「昨年7月にマツダ本社を訪問した。その時案内されたのは社長室ではなくテストコース。(マツダ車に)好きなだけ乗ってください“モリゾウさん”と呼ばれた」。記者会見で豊田章男社長は、提携拡大に向けて踏み込んだきっかけになったエピソードを明らかにした。生粋の「カーガイ(クルマ好き)」として知られる豊田社長にとって、スポーティーなクルマに特化して商品力を高め、経営危機から立ち直ってきたマツダはクルマ作りのいいパートナーになると認識したようだ。

 今後両社は検討委員会を作って、具体的にどういった分野で提携するかを検討する。「今後の成果がどうなるかは、中長期的な目線で出したい。どうぞお楽しみいただきたい」(豊田社長)。「トヨタの持つさまざまな商品、技術の知見の高さを、両社が一緒になって進めていくことで新しい価値が生み出せるのではないかと思っている」(小飼雅道マツダ社長)とした。

会見要旨
 ―なぜ今提携するのか。
 豊田社長 両社とも挑戦し続けたいという思いが長くあった。その後、HV技術やメキシコでの協業で互いに信頼感が生まれた。個別のプロジェクトにとどまらず、中長期目線で協業しようと機が熟したのが今だ。
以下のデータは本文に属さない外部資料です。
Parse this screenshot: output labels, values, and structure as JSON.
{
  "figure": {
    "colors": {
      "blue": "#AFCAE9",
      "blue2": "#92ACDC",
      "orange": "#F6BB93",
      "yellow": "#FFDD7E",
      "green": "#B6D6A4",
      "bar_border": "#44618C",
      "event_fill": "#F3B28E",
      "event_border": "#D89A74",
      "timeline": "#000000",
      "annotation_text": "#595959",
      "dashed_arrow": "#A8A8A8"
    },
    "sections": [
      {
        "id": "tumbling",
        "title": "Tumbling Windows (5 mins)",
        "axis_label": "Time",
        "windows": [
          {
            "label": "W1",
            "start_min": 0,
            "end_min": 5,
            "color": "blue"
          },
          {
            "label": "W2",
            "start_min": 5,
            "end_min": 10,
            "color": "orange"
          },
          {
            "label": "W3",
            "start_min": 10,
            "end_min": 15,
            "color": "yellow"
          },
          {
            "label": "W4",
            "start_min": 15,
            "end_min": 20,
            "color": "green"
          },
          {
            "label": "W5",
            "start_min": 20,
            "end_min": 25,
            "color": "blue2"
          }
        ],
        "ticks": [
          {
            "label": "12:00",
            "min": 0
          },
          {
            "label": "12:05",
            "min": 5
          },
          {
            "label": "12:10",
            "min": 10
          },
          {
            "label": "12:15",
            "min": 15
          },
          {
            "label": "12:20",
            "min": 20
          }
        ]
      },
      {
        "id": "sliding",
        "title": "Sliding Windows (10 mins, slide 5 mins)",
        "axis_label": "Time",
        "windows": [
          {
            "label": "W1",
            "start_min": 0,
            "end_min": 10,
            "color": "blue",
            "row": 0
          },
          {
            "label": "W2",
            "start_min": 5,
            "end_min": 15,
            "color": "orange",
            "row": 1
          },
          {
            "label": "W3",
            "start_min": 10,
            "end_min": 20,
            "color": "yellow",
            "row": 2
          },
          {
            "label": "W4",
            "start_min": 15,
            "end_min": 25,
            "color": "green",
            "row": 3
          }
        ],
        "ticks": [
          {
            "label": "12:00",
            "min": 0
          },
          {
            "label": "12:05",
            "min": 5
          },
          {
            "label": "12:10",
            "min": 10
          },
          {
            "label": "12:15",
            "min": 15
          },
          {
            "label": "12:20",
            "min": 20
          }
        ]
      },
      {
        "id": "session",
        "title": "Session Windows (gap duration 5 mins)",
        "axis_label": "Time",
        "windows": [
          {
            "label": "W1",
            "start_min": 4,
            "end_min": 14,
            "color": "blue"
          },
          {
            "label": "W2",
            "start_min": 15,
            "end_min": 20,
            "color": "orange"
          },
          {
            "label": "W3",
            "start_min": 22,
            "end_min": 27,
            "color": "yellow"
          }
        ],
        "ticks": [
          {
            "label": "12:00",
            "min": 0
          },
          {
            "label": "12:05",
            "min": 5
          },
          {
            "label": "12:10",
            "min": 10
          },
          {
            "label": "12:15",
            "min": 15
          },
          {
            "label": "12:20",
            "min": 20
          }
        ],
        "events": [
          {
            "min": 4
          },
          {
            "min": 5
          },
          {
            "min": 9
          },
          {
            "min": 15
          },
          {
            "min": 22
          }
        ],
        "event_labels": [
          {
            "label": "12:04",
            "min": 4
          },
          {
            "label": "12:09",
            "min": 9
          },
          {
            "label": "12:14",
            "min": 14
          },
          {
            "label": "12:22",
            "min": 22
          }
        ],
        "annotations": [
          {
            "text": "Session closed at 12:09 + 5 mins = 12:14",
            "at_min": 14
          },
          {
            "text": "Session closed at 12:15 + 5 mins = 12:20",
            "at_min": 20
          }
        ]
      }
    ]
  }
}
 小飼社長 HVとメキシコで協業する中で同じ志を持った会社であると理解した。開発・生産プロセスも似ている。それが提携を進めたいと思った大きなポイントだ。

 ―今回の提携の成果物は。
 豊田社長 まずはHVとメキシコの協業がどう育つかに尽きる。それ以降は中長期目線で出したいから楽しみにしてほしい。両社のエンジニアが一緒にやれば、どんな化学反応や商品が出るか。ワクワクしている。顧客がほしいと思う車が作れるような環境ができれば、期待を超える成果が出る。

 小飼社長 商品や技術の相互補完もある。それがメキシコでありHVの協業プロジェクトだ。新世代技術「スカイアクティブ」やデザインテーマ「魂動」を進めているがそのレベルを上げないといけない。トヨタの持つ商品・技術の知見の高さで一緒に進んでいけば新しい価値が生み出せる。

 ―トヨタは自前主義にこだわってきたが。
 豊田社長 マツダの「スカイアクティブ」はトヨタの「TNGA」より1周先を走っている。規模が大きいから解決できないことがある。マツダを参考にできる点は多々ある。

【ファシリテーターのコメント】
トヨタとマツダが資本提携で最終調整していると各メディアが報じてます。もちろん資本関係も重要だが、具体的に何をするのかをはっきりさせないと。自動車業界で、中途半端な提携でうまくいかないケースも数多く見てきているので。